A bill giving the chief of the Wyoming Dept. of Transportation authority to designate an 80 mph speed limit on parts of the state’s Interstate highways cleared a committee this week and will now go to the state House for debate, according to a report in the Tribune.
WYDOT chief engineer Delbert McOmie likened the bill to a pilot program in which he would work with WYDOT engineers to determine the best stretches of Interstate on which to introduce the 80 mph speed limit. McOmie told the Tribune that the Interstate highways were built 50 years ago and may not withstand the increased load without some damage.
The bill doesn’t mandate WYDOT to authorize the higher speed limit, he said. However, it does give the WYDOT superintendent authority to do so on Interstate highways. Currently, the superintendent only has authority to lower the speed limit.

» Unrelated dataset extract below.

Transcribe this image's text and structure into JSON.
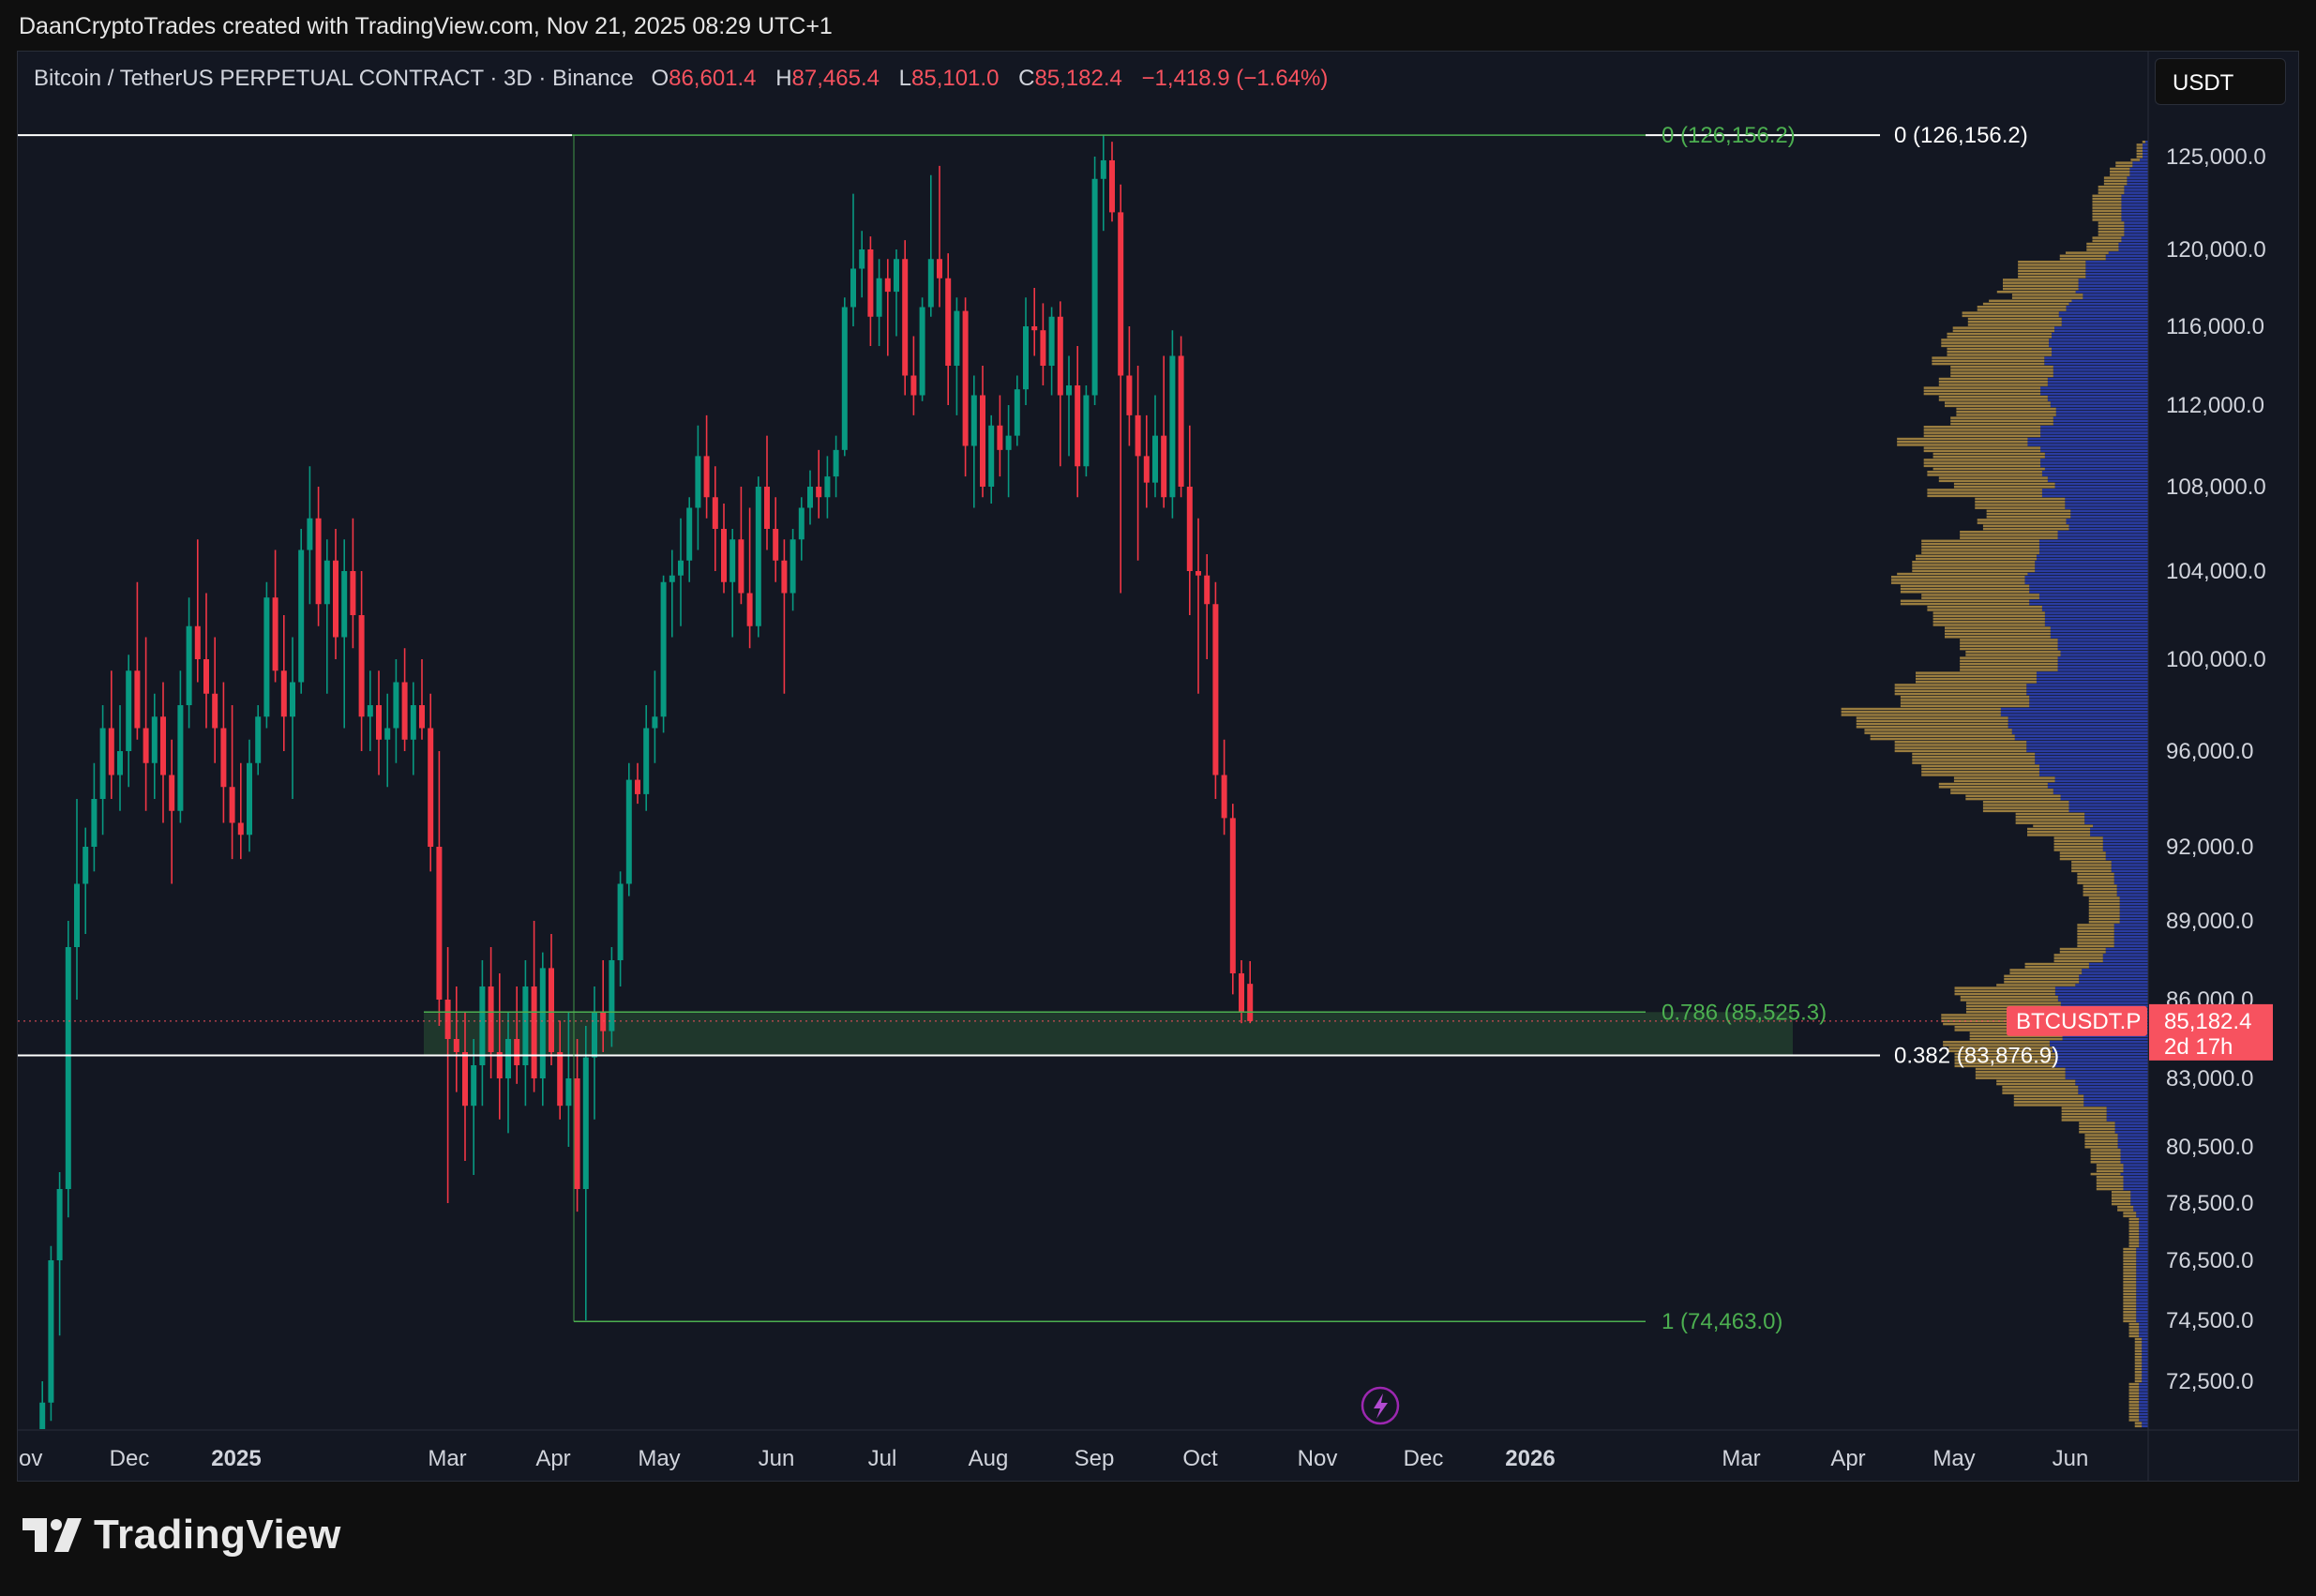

Most of the speeding citations issued by troopers are for drivers traveling 79 to 80 mph, according to Col. John Butler, interim director of the Wyoming Highway Patrol, who added that currently if a driver is traveling less than 6 mph over the speed limit, the infraction doesn’t go on the driver’s record. “We really have a tolerance of pretty close to 80 miles per hour,” Butler said, in areas where the speed limit is currently 75 mph.
However, Lubnau said, the 6 mph leeway will not be granted in segments with the 80-mph speed limit if the measure passes.
Sam Powell, director of the Wyoming Peace Officers Assn., pointed out “not all people will comply driving 80 miles per hour.” Some will consider 80 mph the bottom threshold, he said.